Price and Time Value

We ended our previous lesson with a mention of price and time value. In the world of options we also have additional terminology to describe these different situations:

 Time Value: This is the part of the value (premium) of the option, that it has because of “the chance, that in the time left until expiry, it COULD reach the strike price (or in our second example, move even higher up in value).”

 Intrinsic Value: This is the part of the value (premium) of the option, that it has because the price of the underlying already exceeded the strike price. With our 77 strike option, this was zero but with our 73 strike option, this was 2.2 points. Viewed differently, the intrinsic value would be the value you will realise if you exercised your option immediately.

Total Value (Premium): Premium = Intrinsic Value + Time Value

 When you Exercise: You only realise the Intrinsic Value part of the premium!

Out of the Money (OTM): We use this term to describe an option for which the Intrinsic Value part is zero. It only has time value, if exercised right now it would actually be worthless.

 In the Money (ITM): We use this term to describe an option for which the Intrinsic Value part is positive, it already has value, if exercised right now you will get at least something for the option.

 At the Money (ATM): We use this to describe an option that is about to enter into the money, it is right at the point to start building intrinsic value, or it has just moved into the money. In other words, the price of the market is right at – just below, or just above – the strike price of the option.

 Far Out the Money (FOTM): “Far” is in the eye of the beholder, what is far for one person might not be far for you. But this term is used to describe an option where there is still a considerable distance between the market price and the option strike price and the market has to move quite a distance before threatening the strike price of the option.

 Deep in the Money (DITM): “Deep”, as above, is in the eye of the beholder.

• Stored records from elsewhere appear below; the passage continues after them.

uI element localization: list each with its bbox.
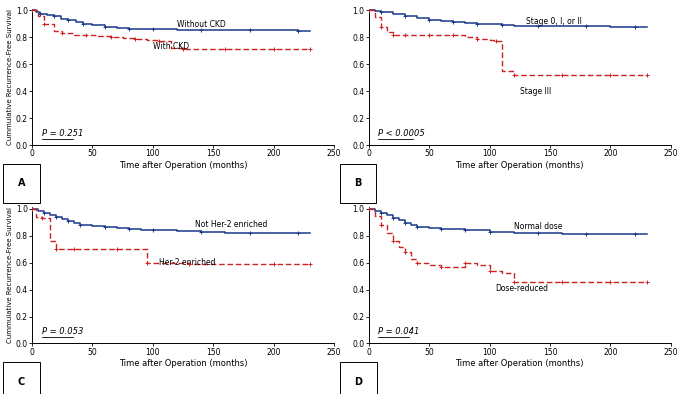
Text: With CKD: With CKD: [153, 42, 189, 50]
Y-axis label: Cummulative Recurrence-Free Survival: Cummulative Recurrence-Free Survival: [7, 9, 13, 145]
Text: Her-2 enriched: Her-2 enriched: [159, 258, 215, 267]
Y-axis label: Cummulative Recurrence-Free Survival: Cummulative Recurrence-Free Survival: [7, 208, 13, 344]
Text: A: A: [18, 178, 25, 188]
Text: P = 0.251: P = 0.251: [42, 129, 83, 138]
X-axis label: Time after Operation (months): Time after Operation (months): [119, 161, 247, 170]
Text: Normal dose: Normal dose: [514, 222, 562, 231]
Text: B: B: [354, 178, 362, 188]
Text: P < 0.0005: P < 0.0005: [378, 129, 425, 138]
Text: Stage 0, I, or II: Stage 0, I, or II: [526, 17, 582, 26]
Text: Not Her-2 enriched: Not Her-2 enriched: [195, 221, 268, 229]
X-axis label: Time after Operation (months): Time after Operation (months): [456, 359, 584, 368]
X-axis label: Time after Operation (months): Time after Operation (months): [456, 161, 584, 170]
Text: P = 0.041: P = 0.041: [378, 327, 420, 336]
Text: C: C: [18, 377, 25, 387]
Text: Without CKD: Without CKD: [177, 20, 226, 29]
Text: Stage III: Stage III: [520, 87, 551, 96]
Text: D: D: [354, 377, 362, 387]
Text: P = 0.053: P = 0.053: [42, 327, 83, 336]
X-axis label: Time after Operation (months): Time after Operation (months): [119, 359, 247, 368]
Text: Dose-reduced: Dose-reduced: [496, 284, 549, 293]
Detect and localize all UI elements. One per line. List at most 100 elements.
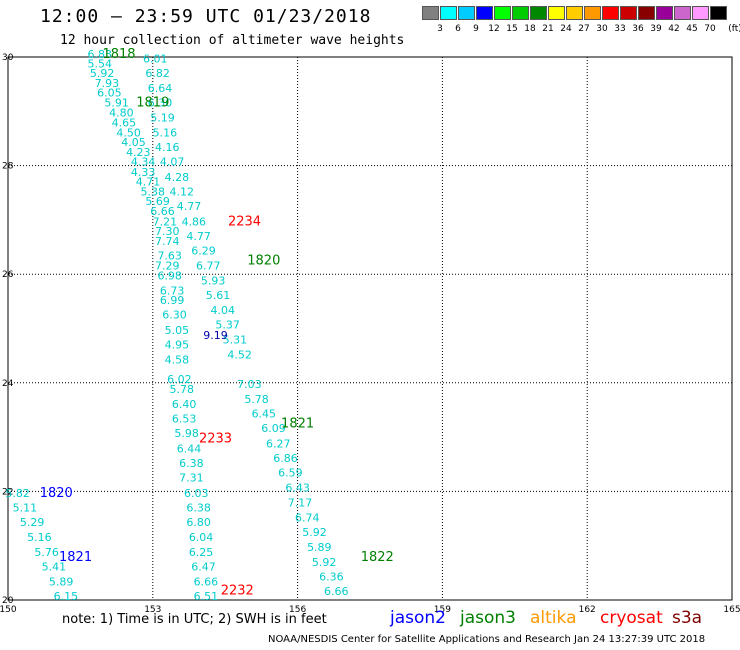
wave-height-value: 5.93 — [201, 275, 226, 288]
colorbar-swatch — [674, 6, 691, 20]
wave-height-value: 5.92 — [302, 526, 327, 539]
wave-height-value: 6.15 — [54, 590, 79, 603]
wave-height-value: 7.30 — [155, 225, 180, 238]
x-tick-label: 165 — [723, 605, 740, 615]
colorbar-swatch — [548, 6, 565, 20]
wave-height-value: 6.66 — [324, 585, 349, 598]
wave-height-value: 6.30 — [148, 96, 173, 109]
wave-height-value: 5.78 — [170, 383, 195, 396]
wave-height-value: 6.66 — [194, 575, 219, 588]
colorbar-swatch — [656, 6, 673, 20]
x-tick-label: 150 — [0, 605, 17, 615]
pass-time-label: 2234 — [228, 214, 261, 229]
colorbar-label: 39 — [650, 24, 662, 34]
colorbar-label: 42 — [668, 24, 680, 34]
wave-height-value: 5.11 — [13, 501, 38, 514]
wave-height-value: 6.04 — [189, 531, 214, 544]
y-tick-label: 22 — [2, 487, 13, 497]
wave-height-value: 5.92 — [90, 67, 115, 80]
y-tick-label: 28 — [2, 162, 14, 172]
wave-height-value: 7.03 — [237, 378, 262, 391]
colorbar-label: 33 — [614, 24, 626, 34]
colorbar-label: 27 — [578, 24, 590, 34]
wave-height-value: 6.86 — [273, 452, 298, 465]
satellite-altika: altika — [530, 608, 577, 628]
y-tick-label: 20 — [2, 596, 14, 606]
wave-height-value: 6.98 — [157, 270, 182, 283]
pass-time-label: 1822 — [361, 550, 394, 565]
y-tick-label: 30 — [2, 53, 14, 63]
wave-height-value: 6.30 — [162, 309, 187, 322]
wave-height-value: 7.74 — [155, 235, 180, 248]
colorbar-label: 3 — [437, 24, 443, 34]
wave-height-value: 6.73 — [160, 284, 185, 297]
wave-height-value: 7.31 — [179, 472, 204, 485]
colorbar-swatch — [620, 6, 637, 20]
wave-height-value: 5.76 — [34, 546, 59, 559]
colorbar-swatch — [530, 6, 547, 20]
wave-height-value: 6.27 — [266, 437, 291, 450]
wave-height-value: 4.04 — [211, 304, 236, 317]
x-tick-label: 156 — [289, 605, 306, 615]
wave-height-value: 6.47 — [191, 561, 216, 574]
pass-time-label: 1819 — [136, 95, 169, 110]
wave-height-value: 6.29 — [191, 245, 216, 258]
y-tick-label: 26 — [2, 270, 14, 280]
wave-height-value: 6.38 — [179, 457, 204, 470]
wave-height-value: 4.23 — [126, 146, 151, 159]
colorbar-swatch — [584, 6, 601, 20]
wave-height-value: 4.95 — [165, 339, 190, 352]
wave-height-value: 7.21 — [153, 215, 178, 228]
wave-height-value: 5.38 — [141, 185, 166, 198]
wave-height-value: 5.91 — [104, 96, 129, 109]
satellite-cryosat: cryosat — [600, 608, 663, 628]
wave-height-value: 5.31 — [223, 334, 248, 347]
wave-height-value: 5.41 — [42, 561, 67, 574]
x-tick-label: 153 — [144, 605, 161, 615]
colorbar-label: 45 — [686, 24, 698, 34]
wave-height-value: 6.36 — [319, 570, 344, 583]
colorbar-label: 30 — [596, 24, 608, 34]
satellite-s3a: s3a — [672, 608, 703, 628]
wave-height-value: 9.19 — [203, 329, 228, 342]
wave-height-value: 6.64 — [148, 82, 173, 95]
wave-height-value: 6.05 — [97, 87, 122, 100]
wave-height-value: 7.29 — [155, 259, 180, 272]
wave-height-value: 4.52 — [227, 348, 252, 361]
wave-height-value: 5.29 — [20, 516, 45, 529]
pass-time-label: 1821 — [59, 550, 92, 565]
wave-height-value: 7.63 — [157, 250, 182, 263]
wave-height-value: 4.58 — [165, 353, 190, 366]
wave-height-value: 4.77 — [177, 200, 202, 213]
wave-height-value: 6.66 — [150, 205, 175, 218]
colorbar-swatch — [440, 6, 457, 20]
wave-height-value: 4.65 — [112, 117, 137, 130]
colorbar-swatch — [566, 6, 583, 20]
wave-height-value: 6.43 — [285, 481, 310, 494]
wave-height-value: 6.59 — [278, 467, 303, 480]
colorbar-swatch — [692, 6, 709, 20]
wave-height-value: 5.92 — [312, 556, 337, 569]
wave-height-value: 6.45 — [252, 408, 277, 421]
wave-height-value: 5.69 — [145, 195, 170, 208]
colorbar-label: 18 — [524, 24, 536, 34]
colorbar-swatch — [422, 6, 439, 20]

We use this term to describe an option where the price of the underlying has gone far above (below for a Put option) the strike price – there is a lot of Intrinsic Value in the option!


So when we say – “..an option is moving into the money..” – it is actually a bit misleading. The option’s strike price is fixed, it cannot move anywhere! What IS moving is the underlying price of the market and as the market price starts to go above the strike price (for a call option, below the strike price for a put option), we are saying that the option is moving into the money, in other words, the option is starting to gain some intrinsic value because of the movement of the underlying market.


Note:

1. Time value will ALWAYS exist as long as there is time left for prices to move. It will never be zero but Intrinsic Value will only exist if the price of the underlying exceeds the strike price.

2. When you EXERCISE an option, the only value that you will realise is the Intrinsic Value. THUS NOW, which is better? More value – to sell the option onto someone else or to exercise the option? Perhaps now you will understand why option buyers never exercise, until the last day – they can get more for the option by selling it to someone else than to exercise! (Which is not necessarily the right way to do it, but we’ll discuss that later).